House of Cards Season 4: Balance in storytelling
When Heather Dunbar says in the middle of this season “a president is not just a president, it’s also the people who work for him.” It’s an important real world consideration but also a good way to think about this show. Frank Underwood wouldn’t have got anywhere without his trusty staff, and neither would have the series in general. The way every plot twists and relates with other plots is what gives House of Cards all the vitality that many politic TV dramas lack. And this 4th season is a living proof of that, focusing much more on other characters, without forgetting about The President.

I had low expectations for season 4 because season 3 was already becoming stale, even if it was slower than other TV shows. Season 5 is the point where many series go big or go home, but you can always see it coming on the previous seasons. However, Netflix has breath life into House of Cards once more, and it felt alive as its younger brother season 1. And not thanks to Frank, who looked clearly older than anyone else. A smart decision on production, seeing how all United States presidents age pretty poorly.

One of the foundations of this season is the way it recovers many old plants and characters who had a bigger focus on the first seasons. Lucas Goldwin’s plot was becoming a real mess with the hacker plot, but the creators found a way to bring it back and give it a meaningful end, and we heard again the names of Zoe Barnes and Peter Russo. We also see repetition in Doug’s aggressive obsessive personality. Freddy has his 15 minutes of glory, even if it’s only to push the plot further, and so does Jackie, Remy, former president Garret and Raymond Tusk. Even the Civil War recreator that Frank met in the past comes back to haunt him, in one of his hallucinations.
There are also new characters with such power and strength, one wonders how was there a show before they existed. Conway’s family is a perfect portrait on how media focused politics is, and their overly cheesy use of their online personas is just another layer on top of an already hard to decipher family.
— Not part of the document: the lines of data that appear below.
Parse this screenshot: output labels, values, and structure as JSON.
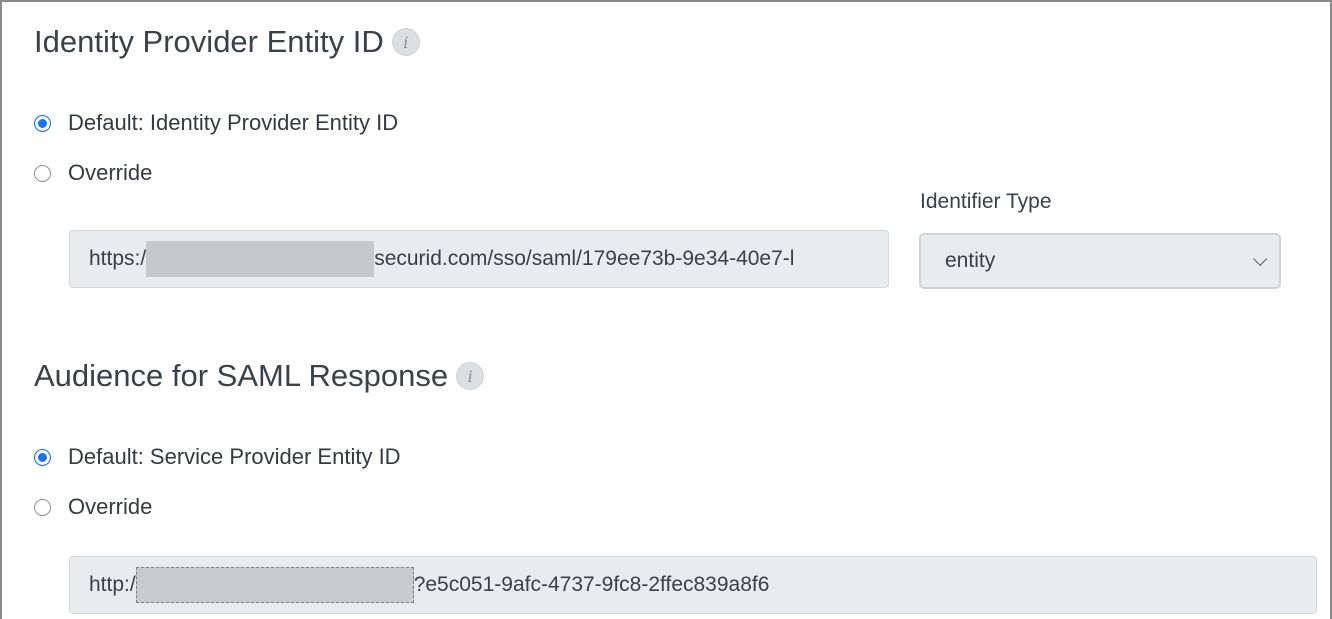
{
  "idp_section": {
    "title": "Identity Provider Entity ID",
    "info_icon": "info-icon",
    "radio_default_label": "Default: Identity Provider Entity ID",
    "radio_default_checked": true,
    "radio_override_label": "Override",
    "radio_override_checked": false,
    "entity_url_prefix": "https:/",
    "entity_url_suffix": "securid.com/sso/saml/179ee73b-9e34-40e7-l",
    "identifier_type_label": "Identifier Type",
    "identifier_type_value": "entity"
  },
  "audience_section": {
    "title": "Audience for SAML Response",
    "info_icon": "info-icon",
    "radio_default_label": "Default: Service Provider Entity ID",
    "radio_default_checked": true,
    "radio_override_label": "Override",
    "radio_override_checked": false,
    "audience_url_prefix": "http:/",
    "audience_url_suffix": "?e5c051-9afc-4737-9fc8-2ffec839a8f6"
  },
  "colors": {
    "accent": "#1a73e8",
    "field_bg": "#e9ecef",
    "redaction": "#c6c8ca"
  }
}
Underwood’s new head of campaign LeAnn strikes just as hard and feeds the already childish tension inside the White House staff, with Doug and Seth chocking on their own egos and interests.

This season also portraits some dream sequences that clearly mark its tone and direction, becoming the most lyrical or openly expressive this show has ever been. The trauma after being shot mixed with the ammonia in his brain gives Frank terrible nightmares that expose his deepest fears. He sees his grandfather’s recreation shooting him, a representation at the same time of his hatred to his roots and his shame and fear of his weakness. His dreams about Claire’s rowing machine also highlight his weakness, both physical and in his relationship with his wife. Peter Russo and Zoey Barnes also appear to remind him how intimidating his emotional and sexual manipulation are. Probably the most powerful is the first one we see, Frank fighting mercilessly with Claire, a fight for power that has always been buried for way too long. A fight that Claire seems to have more will to win.

Claire is a force that keeps fighting for spotlight in this show, and it is never clear what her ways or intentions are. Much like Frank, she’s never transparent to the world. The main difference is we have an open windows to Frank’s mind throughout the series, we now what he thinks because he tells us straight. But we never know exactly what does she think, and sometimes it seems she doesn’t have it clear either. She has affairs with other men, frequently demands equality to his husband but gets cold feet immediately after, and keeps changing her objective. She’s as strong and as ruthless as Frank, and that’s why her position in their plan wasn’t pleasing for her. His despotic attitude pushed her away at the end of season 3, and she’s got time to think about her desires. Season 4 shows a reborn Claire, one that steals all the protagonism even before The President gets shot, directly attacking his campaign to remind him that he needs her, maybe more than she needs him. By the end of the season, the Underwoods are at the peak of their game, not as the power couple they advertised themselves as, but as two titans that fight together. Barely quoting the last titan in television: “We don’t submit to terror. We make the terror”. At the very last shot of the season, Claire states her new position by looking directly into the camera. She acknowledges the audience, just as Frank does.

If it were possible to describe with only one word House of Cards, it could be “balance”. Power is the main energy that flows in this show, and no one ever has to much or too little. The more powerful Frank gets, the bigger enemies he has, and the lest he can control them. In a similar way, the producers balance the information in the show, to not give too much away but keep the audience attention. They also control how we get the information, and make sure every player in the game has a meaningful part. Season 4 recovers the balance season 3 might had lost, and it seems it has finally found a balance between Claire and Frank. We’re at that peak in any monster movie where the evil force seems to be in control and there seems to be no way to stop it. Except this time, we are the monster.